Since Lurcanio knew that to be true, he didn’t try to argue it. He just sent the Valmieran major deeper into the pocket the Algarvians still held. If the Algarvian commander chose to surrender, that was, or at least might have been, his privilege. And if he chose to fight on …

If he chooses to fight on, he’s a madman, Lurcanio thought. That, of course, had little to do with anything. If the Algarvian commander chose to fight on, his men would keep fighting for as long as they could. Lurcanio didn’t know what good it would do, but he hadn’t known what good further fighting would do for quite a while. He didn’t want to die at this stage of the war-his goal was to be blazed by an outraged husband at the age of 103-but he knew he would go forward if ordered, or hold in place as long as he could.
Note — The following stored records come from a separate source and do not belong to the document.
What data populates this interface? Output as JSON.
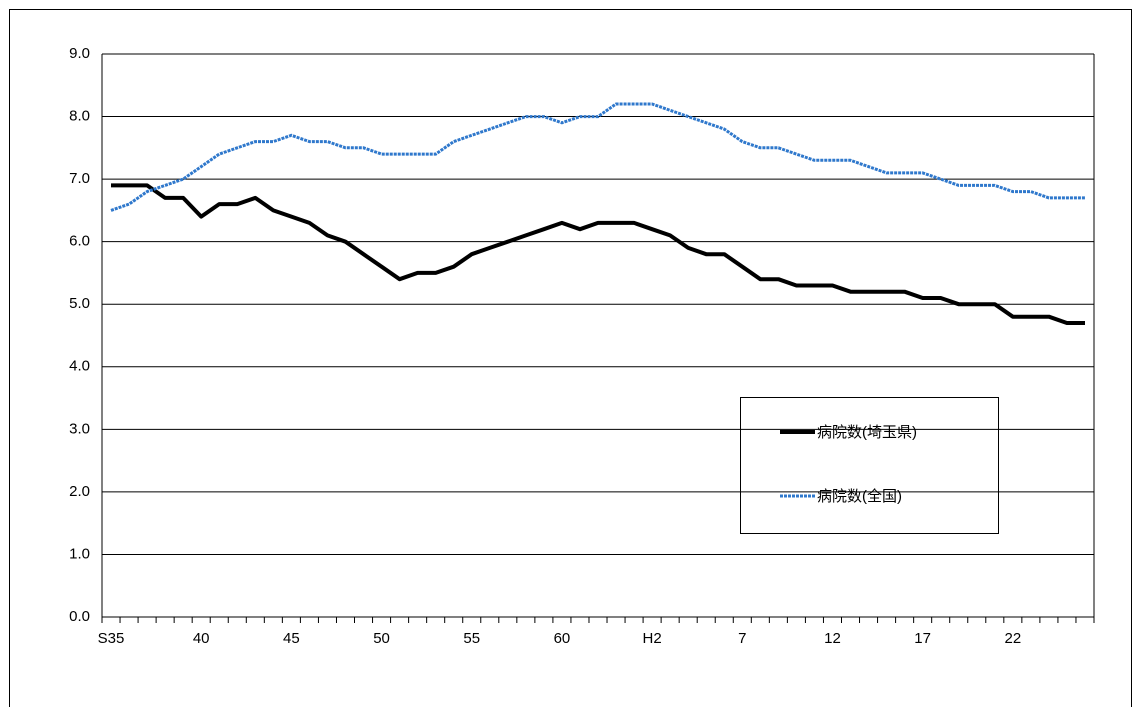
{
  "chart_data": {
    "type": "line",
    "categories": [
      "S35",
      null,
      null,
      null,
      null,
      "40",
      null,
      null,
      null,
      null,
      "45",
      null,
      null,
      null,
      null,
      "50",
      null,
      null,
      null,
      null,
      "55",
      null,
      null,
      null,
      null,
      "60",
      null,
      null,
      null,
      null,
      "H2",
      null,
      null,
      null,
      null,
      "7",
      null,
      null,
      null,
      null,
      "12",
      null,
      null,
      null,
      null,
      "17",
      null,
      null,
      null,
      null,
      "22",
      null,
      null,
      null,
      null
    ],
    "series": [
      {
        "name": "病院数(埼玉県)",
        "color": "#000000",
        "style": "solid",
        "values": [
          6.9,
          6.9,
          6.9,
          6.7,
          6.7,
          6.4,
          6.6,
          6.6,
          6.7,
          6.5,
          6.4,
          6.3,
          6.1,
          6.0,
          5.8,
          5.6,
          5.4,
          5.5,
          5.5,
          5.6,
          5.8,
          5.9,
          6.0,
          6.1,
          6.2,
          6.3,
          6.2,
          6.3,
          6.3,
          6.3,
          6.2,
          6.1,
          5.9,
          5.8,
          5.8,
          5.6,
          5.4,
          5.4,
          5.3,
          5.3,
          5.3,
          5.2,
          5.2,
          5.2,
          5.2,
          5.1,
          5.1,
          5.0,
          5.0,
          5.0,
          4.8,
          4.8,
          4.8,
          4.7,
          4.7
        ]
      },
      {
        "name": "病院数(全国)",
        "color": "#2f78cc",
        "style": "dotted",
        "values": [
          6.5,
          6.6,
          6.8,
          6.9,
          7.0,
          7.2,
          7.4,
          7.5,
          7.6,
          7.6,
          7.7,
          7.6,
          7.6,
          7.5,
          7.5,
          7.4,
          7.4,
          7.4,
          7.4,
          7.6,
          7.7,
          7.8,
          7.9,
          8.0,
          8.0,
          7.9,
          8.0,
          8.0,
          8.2,
          8.2,
          8.2,
          8.1,
          8.0,
          7.9,
          7.8,
          7.6,
          7.5,
          7.5,
          7.4,
          7.3,
          7.3,
          7.3,
          7.2,
          7.1,
          7.1,
          7.1,
          7.0,
          6.9,
          6.9,
          6.9,
          6.8,
          6.8,
          6.7,
          6.7,
          6.7
        ]
      }
    ],
    "ylim": [
      0,
      9
    ],
    "yticks": [
      {
        "value": 0,
        "label": "0.0"
      },
      {
        "value": 1,
        "label": "1.0"
      },
      {
        "value": 2,
        "label": "2.0"
      },
      {
        "value": 3,
        "label": "3.0"
      },
      {
        "value": 4,
        "label": "4.0"
      },
      {
        "value": 5,
        "label": "5.0"
      },
      {
        "value": 6,
        "label": "6.0"
      },
      {
        "value": 7,
        "label": "7.0"
      },
      {
        "value": 8,
        "label": "8.0"
      },
      {
        "value": 9,
        "label": "9.0"
      }
    ],
    "grid": true
  }
}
The order didn’t come. Instead, that afternoon a runner announced, “General Prusione will yield up this army at sunrise tomorrow.”

“It’s over, then,” Lurcanio said dully, and the runner nodded. He looked not far from tears.

It wasn’t quite over, of course. Around Trapani and here and there in the north, the Algarvians still fought on. Surrendering to Unkerlant was different from yielding to Lagoas and Kuusamo-different and much more frightening. The Algarvians had plenty of reason to worry about how their enemy in the west would treat them once they gave up, and even about whether King Swemmel would let them give up.

But that wasn’t Lurcanio’s concern. He took a certain pride in knowing he’d made a tolerably good combat soldier. It hadn’t mattered, though. However well he’d fought, Algarve still lay prostrate.

When the sun rose, he led his men out of their holes. Lagoan soldiers relieved them of their weapons and whatever small valuables they had. Lurcanio strode into captivity with his head up.